Foto: JON NAZCA | Reuters

Dicen los optimistas ingenuos -en mis tiempos universitarios y chulescos, cuando creía que era mucho más lista que casi nadie, a ese tipo de mirada entre naíf y bondadosa lo llamaba comeflores- que esto saca lo mejor de nosotros y que de esto va a salir una nueva sociedad más justa, más consciente de los demás y del planeta, más solidaria, menos consumista, etc. Yo creo que no, pero soy un poco ceniza, algo así como una aguafiestas. Así que tal vez me equivoque. Ojalá lo que suceda sea un poco un término medio: ni esa especie de utopía autoritaria que se autoabastece, ni la caricatura del consumismo más salvaje. Ojalá se tomen medidas para tratar de parar el cambio climático, por ejemplo, pero espero que no nos dejemos engañar por los cantos de sirena del chauvinismo del bienestar. En cualquier caso, todo dependerá de cómo deje la economía esta crisis, si solo tocada o tocada y hundida.
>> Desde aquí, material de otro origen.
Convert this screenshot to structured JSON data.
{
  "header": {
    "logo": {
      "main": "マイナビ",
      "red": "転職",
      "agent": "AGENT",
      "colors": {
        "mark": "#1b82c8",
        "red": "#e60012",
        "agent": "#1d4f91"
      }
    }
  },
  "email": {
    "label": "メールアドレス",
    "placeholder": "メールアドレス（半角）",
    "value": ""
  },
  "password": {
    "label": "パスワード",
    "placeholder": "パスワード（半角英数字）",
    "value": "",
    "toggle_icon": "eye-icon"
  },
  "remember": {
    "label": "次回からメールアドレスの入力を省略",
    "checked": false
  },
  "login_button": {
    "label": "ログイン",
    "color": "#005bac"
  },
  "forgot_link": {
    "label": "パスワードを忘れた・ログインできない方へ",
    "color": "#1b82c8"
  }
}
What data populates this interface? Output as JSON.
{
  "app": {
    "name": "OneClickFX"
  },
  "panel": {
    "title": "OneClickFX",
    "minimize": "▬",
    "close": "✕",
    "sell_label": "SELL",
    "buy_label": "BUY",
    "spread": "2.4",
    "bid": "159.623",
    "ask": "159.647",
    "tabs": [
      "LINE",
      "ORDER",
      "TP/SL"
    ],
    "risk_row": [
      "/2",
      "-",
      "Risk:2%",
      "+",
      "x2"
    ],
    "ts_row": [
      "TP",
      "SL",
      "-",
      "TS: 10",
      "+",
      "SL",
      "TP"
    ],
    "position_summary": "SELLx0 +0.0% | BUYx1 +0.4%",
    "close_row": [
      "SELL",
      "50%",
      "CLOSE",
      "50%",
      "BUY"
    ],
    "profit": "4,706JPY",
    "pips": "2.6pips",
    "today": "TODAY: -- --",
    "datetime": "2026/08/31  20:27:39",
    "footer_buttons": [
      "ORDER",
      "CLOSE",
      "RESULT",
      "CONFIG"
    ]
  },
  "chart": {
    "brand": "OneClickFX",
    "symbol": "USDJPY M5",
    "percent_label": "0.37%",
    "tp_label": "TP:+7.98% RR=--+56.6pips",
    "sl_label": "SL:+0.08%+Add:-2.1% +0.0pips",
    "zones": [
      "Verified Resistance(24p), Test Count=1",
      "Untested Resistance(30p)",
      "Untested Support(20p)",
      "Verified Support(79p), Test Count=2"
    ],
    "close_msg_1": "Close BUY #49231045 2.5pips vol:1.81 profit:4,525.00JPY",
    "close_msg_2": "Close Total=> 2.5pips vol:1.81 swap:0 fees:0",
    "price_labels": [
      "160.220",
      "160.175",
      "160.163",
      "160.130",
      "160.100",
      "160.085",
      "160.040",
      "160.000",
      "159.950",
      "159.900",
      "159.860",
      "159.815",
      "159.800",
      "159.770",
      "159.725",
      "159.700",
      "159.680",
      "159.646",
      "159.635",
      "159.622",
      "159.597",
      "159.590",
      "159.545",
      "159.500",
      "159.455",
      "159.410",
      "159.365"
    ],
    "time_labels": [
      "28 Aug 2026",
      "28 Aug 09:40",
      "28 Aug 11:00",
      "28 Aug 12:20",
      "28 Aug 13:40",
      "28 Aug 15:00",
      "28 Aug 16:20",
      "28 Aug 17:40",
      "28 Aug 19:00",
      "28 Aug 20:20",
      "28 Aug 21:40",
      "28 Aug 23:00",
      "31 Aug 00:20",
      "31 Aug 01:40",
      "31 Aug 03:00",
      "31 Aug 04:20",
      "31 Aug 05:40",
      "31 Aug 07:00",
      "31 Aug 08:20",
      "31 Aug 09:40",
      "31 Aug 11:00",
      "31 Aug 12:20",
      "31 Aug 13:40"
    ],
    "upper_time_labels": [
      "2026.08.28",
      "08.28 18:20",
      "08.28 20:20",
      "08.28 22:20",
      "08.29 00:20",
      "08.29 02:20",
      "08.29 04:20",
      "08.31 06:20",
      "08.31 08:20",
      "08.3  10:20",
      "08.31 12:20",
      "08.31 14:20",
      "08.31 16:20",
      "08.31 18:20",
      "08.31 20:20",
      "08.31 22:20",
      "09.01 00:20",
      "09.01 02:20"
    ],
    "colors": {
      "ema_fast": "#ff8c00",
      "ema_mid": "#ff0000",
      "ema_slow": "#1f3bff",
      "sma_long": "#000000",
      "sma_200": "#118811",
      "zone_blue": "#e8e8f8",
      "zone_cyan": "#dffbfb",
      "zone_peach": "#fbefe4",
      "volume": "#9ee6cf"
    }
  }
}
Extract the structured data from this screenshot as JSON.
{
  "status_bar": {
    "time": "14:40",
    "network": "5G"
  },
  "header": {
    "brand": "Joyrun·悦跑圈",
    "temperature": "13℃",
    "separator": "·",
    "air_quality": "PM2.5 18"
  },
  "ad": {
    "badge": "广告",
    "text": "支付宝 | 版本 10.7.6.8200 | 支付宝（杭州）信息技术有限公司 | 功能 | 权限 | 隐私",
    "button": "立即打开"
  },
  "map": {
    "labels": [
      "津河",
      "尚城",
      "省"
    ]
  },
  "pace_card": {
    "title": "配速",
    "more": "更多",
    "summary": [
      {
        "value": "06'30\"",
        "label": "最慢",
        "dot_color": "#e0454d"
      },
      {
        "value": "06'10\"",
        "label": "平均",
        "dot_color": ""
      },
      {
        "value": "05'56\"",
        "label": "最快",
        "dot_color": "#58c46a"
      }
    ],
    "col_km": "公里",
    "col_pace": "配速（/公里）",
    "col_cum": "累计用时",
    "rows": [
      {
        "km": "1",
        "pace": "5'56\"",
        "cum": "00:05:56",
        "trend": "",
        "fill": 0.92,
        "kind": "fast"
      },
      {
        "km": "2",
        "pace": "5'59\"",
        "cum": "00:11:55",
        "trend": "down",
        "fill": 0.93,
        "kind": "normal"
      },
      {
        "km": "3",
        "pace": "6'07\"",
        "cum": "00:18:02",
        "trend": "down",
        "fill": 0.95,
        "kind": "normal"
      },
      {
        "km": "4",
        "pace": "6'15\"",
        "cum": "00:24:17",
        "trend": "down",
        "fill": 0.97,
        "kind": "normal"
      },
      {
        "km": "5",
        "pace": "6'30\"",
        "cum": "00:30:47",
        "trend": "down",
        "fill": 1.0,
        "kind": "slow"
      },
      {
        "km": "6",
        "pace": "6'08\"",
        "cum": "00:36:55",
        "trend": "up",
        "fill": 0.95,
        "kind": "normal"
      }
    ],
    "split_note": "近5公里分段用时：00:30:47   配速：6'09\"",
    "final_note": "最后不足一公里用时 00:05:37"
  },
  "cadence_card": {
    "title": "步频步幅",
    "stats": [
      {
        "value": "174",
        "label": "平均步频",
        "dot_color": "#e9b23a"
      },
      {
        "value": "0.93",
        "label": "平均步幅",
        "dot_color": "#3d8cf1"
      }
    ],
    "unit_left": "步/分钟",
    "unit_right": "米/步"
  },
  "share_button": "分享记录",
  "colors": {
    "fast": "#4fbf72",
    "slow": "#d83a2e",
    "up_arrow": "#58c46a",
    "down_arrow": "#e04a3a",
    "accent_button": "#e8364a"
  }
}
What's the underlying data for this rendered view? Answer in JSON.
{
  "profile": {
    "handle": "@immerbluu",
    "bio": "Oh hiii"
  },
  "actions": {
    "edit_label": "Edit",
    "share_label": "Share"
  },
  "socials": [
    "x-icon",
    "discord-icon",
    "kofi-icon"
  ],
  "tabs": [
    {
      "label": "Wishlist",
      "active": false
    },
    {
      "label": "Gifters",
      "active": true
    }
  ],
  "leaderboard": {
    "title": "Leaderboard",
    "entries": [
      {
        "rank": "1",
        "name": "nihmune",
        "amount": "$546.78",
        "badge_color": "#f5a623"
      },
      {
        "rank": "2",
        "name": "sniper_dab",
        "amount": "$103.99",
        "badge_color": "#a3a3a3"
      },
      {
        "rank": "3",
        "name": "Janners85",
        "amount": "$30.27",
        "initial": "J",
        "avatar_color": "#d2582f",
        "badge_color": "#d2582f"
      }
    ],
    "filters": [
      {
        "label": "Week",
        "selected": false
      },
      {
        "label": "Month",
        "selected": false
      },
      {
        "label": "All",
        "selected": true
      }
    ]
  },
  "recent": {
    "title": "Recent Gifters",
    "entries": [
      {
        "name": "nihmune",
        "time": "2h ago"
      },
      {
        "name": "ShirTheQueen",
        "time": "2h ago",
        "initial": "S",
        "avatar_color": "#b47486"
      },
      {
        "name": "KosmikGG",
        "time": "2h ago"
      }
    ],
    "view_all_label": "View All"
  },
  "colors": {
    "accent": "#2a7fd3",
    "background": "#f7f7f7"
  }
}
Pero algo de nuestra naturaleza sí que ha quedado a la vista en estos días de confinamiento y restricciones: lo que de verdad nos gusta es echar la bronca. Decirle a la gente que hace mal las cosas, a los que están en la calle, a los que ponen Resistiré, a los que se ponen mascarilla antes y a los que no se la ponen ahora, a los que hacen bizcochos con azúcar, a los que compran libros, a los que no compran libros y así echamos los días. Por eso me he quitado Twitter del teléfono, además de para no tener la manera de perder el tiempo tan a mano, también porque ese ambiente de clase sin profesor no me gusta. A mí me agota echar la bronca: tengo que echar unas cuantas a lo largo del día (que les pregunten a los vecinos, alrededor de las 20 siempre cae una y siempre al mismo: el que no quiere recoger) y a lo mejor por eso no me uno a esa práctica ni en las redes sociales ni desde mi ventana.

En mi vida alguna peta he echado a algún desconocido, envalentonada por mi presunto civismo y un sentido de la justicia muy desarrollado, según mi amiga Almuden: a un chaval que había tirado un papel al suelo y a otro que dejó una moto cruzada en la acera. Lo humillante no es la respuesta, sino el silencio que sigue. Reconozco que la adrenalina sube, pero también que en cuanto abrí la boca supe que iba a ser para ellos la loca esa que les echó la peta por la calle.